De voorwaarde hiervoor is dat men minder dan zes uur kan werken in het vorige beroep waarvoor men is opgeleid c.q. gekwalificeerd is of een redelijk ander beroep niet meer ten minste zes uur per dag kan uitoefenen. Voordat er een beslissing wordt genomen over het recht op invaliditeitspensioen, wordt er beoordeeld of de gezondheidscapaciteit en professionele kennis en vaardigheden van de persoon voldoende zijn om een andere redelijk beroep uit te voeren. Het ander beroep c.q. werk moet redelijk zijn met betrekking tot de opleiding, eerdere beroepsloopbaan en eerdere sociale status.

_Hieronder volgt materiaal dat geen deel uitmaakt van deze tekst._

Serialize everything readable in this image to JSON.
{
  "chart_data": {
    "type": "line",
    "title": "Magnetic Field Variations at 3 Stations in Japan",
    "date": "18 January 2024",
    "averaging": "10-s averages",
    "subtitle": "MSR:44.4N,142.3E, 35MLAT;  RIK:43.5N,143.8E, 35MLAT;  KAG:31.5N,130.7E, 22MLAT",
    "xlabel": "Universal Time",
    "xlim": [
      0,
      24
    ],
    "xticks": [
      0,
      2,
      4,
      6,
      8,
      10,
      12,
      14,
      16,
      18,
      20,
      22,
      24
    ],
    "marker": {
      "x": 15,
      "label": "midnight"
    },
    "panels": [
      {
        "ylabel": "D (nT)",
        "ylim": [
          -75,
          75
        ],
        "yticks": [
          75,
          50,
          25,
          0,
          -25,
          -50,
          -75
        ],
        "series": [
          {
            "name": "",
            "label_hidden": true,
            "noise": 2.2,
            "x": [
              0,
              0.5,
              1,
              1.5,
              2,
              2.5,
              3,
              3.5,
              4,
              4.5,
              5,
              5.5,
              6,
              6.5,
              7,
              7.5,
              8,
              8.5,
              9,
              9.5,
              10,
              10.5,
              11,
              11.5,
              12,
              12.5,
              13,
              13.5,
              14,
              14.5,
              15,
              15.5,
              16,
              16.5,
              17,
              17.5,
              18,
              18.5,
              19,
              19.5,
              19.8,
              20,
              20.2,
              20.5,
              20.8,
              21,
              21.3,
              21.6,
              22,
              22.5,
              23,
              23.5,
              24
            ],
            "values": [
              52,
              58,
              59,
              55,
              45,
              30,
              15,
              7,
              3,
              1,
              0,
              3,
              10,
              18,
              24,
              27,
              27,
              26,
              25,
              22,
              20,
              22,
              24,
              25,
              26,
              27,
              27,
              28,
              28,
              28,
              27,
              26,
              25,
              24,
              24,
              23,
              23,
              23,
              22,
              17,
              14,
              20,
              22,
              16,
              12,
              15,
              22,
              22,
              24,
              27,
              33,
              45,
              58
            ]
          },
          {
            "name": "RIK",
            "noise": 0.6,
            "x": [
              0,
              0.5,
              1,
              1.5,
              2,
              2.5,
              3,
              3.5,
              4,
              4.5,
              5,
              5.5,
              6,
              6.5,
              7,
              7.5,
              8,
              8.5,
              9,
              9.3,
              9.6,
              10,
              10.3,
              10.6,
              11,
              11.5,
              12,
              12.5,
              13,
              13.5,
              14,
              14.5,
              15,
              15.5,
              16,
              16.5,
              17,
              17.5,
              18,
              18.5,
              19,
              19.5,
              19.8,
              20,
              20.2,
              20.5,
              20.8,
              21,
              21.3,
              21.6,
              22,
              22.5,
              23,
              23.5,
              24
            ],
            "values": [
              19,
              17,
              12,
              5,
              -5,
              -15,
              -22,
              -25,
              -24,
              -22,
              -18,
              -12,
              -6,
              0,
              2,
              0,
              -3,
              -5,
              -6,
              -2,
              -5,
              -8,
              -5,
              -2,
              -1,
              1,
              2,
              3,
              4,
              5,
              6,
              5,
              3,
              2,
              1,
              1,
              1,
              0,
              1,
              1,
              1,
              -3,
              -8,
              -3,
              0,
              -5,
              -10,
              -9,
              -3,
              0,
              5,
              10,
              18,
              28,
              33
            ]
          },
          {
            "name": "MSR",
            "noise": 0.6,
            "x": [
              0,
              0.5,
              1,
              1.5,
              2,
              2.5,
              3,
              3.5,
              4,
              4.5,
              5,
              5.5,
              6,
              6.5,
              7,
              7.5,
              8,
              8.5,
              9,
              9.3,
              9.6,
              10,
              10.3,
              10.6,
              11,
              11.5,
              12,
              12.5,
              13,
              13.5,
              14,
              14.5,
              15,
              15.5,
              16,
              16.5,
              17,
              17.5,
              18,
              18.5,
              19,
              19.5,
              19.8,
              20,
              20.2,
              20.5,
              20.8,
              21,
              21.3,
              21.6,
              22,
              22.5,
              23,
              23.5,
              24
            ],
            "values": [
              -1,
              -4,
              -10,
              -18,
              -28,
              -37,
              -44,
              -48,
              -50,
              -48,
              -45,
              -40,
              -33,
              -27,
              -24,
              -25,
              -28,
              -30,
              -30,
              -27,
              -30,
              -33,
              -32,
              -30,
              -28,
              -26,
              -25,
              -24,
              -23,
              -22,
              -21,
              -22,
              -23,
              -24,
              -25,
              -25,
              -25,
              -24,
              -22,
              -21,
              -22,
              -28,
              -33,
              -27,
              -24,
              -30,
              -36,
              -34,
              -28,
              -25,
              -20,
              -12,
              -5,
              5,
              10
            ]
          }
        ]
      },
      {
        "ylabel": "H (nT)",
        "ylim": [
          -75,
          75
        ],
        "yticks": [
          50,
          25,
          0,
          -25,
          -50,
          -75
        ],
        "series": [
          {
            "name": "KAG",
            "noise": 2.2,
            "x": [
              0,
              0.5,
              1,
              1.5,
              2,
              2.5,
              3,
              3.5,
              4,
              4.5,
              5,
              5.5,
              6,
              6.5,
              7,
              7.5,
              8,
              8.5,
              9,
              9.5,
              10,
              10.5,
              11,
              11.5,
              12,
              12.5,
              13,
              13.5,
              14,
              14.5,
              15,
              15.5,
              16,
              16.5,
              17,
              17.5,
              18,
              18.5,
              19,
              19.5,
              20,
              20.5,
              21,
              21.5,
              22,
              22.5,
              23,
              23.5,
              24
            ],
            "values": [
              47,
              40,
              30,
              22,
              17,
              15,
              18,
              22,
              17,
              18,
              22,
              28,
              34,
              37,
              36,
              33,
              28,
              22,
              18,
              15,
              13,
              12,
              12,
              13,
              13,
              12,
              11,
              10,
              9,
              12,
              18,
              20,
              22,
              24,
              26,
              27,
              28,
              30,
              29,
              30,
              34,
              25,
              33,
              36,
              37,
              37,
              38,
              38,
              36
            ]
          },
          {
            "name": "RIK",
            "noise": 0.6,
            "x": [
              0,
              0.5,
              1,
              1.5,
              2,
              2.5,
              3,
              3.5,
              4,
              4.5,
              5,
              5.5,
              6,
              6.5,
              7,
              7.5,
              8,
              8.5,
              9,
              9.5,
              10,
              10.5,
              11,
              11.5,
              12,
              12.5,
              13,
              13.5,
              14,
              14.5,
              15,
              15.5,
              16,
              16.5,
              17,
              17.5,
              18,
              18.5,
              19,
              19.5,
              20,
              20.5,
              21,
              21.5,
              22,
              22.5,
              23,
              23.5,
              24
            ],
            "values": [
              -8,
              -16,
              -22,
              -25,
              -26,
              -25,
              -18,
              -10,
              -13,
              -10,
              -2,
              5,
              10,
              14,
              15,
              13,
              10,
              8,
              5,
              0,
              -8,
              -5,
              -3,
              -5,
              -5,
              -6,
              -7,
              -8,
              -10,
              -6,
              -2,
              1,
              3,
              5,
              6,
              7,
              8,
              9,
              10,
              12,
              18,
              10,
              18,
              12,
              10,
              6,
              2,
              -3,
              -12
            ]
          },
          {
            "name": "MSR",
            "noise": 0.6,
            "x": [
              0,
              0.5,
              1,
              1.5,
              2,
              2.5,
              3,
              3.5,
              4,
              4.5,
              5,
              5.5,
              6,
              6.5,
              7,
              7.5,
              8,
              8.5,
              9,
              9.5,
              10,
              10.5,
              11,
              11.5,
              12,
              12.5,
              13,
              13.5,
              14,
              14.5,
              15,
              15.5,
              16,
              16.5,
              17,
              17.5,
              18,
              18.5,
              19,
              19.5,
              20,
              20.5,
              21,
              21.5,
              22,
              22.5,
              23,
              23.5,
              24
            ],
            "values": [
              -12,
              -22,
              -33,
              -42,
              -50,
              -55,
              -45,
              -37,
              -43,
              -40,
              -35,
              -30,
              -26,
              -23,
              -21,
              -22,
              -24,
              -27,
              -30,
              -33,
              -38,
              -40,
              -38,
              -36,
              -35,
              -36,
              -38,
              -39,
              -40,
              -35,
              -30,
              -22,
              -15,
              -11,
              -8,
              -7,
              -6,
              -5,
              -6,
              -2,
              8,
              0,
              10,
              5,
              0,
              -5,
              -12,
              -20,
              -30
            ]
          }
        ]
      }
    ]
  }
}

Voordat een Nederlandse werkgever een werknemer in dienst neemt die voornamelijk in Duitsland gaat werken, of een grensganger die in Nederland woont voor een Duitse werkgever in Duitsland aan de slag gaat, is het verstandig om vooraf goed geïnformeerd te zijn. Dit voorkomt verrassingen bij langdurige arbeidsongeschiktheid door ziekte. Vanaf de 43e dag zijn er aanzienlijke verschillen, omdat de werkgever volgens Duits recht geen salaris meer hoeft door te betalen, wat mogelijkheden biedt voor Nederlandse werkgevers om aanzienlijk te besparen.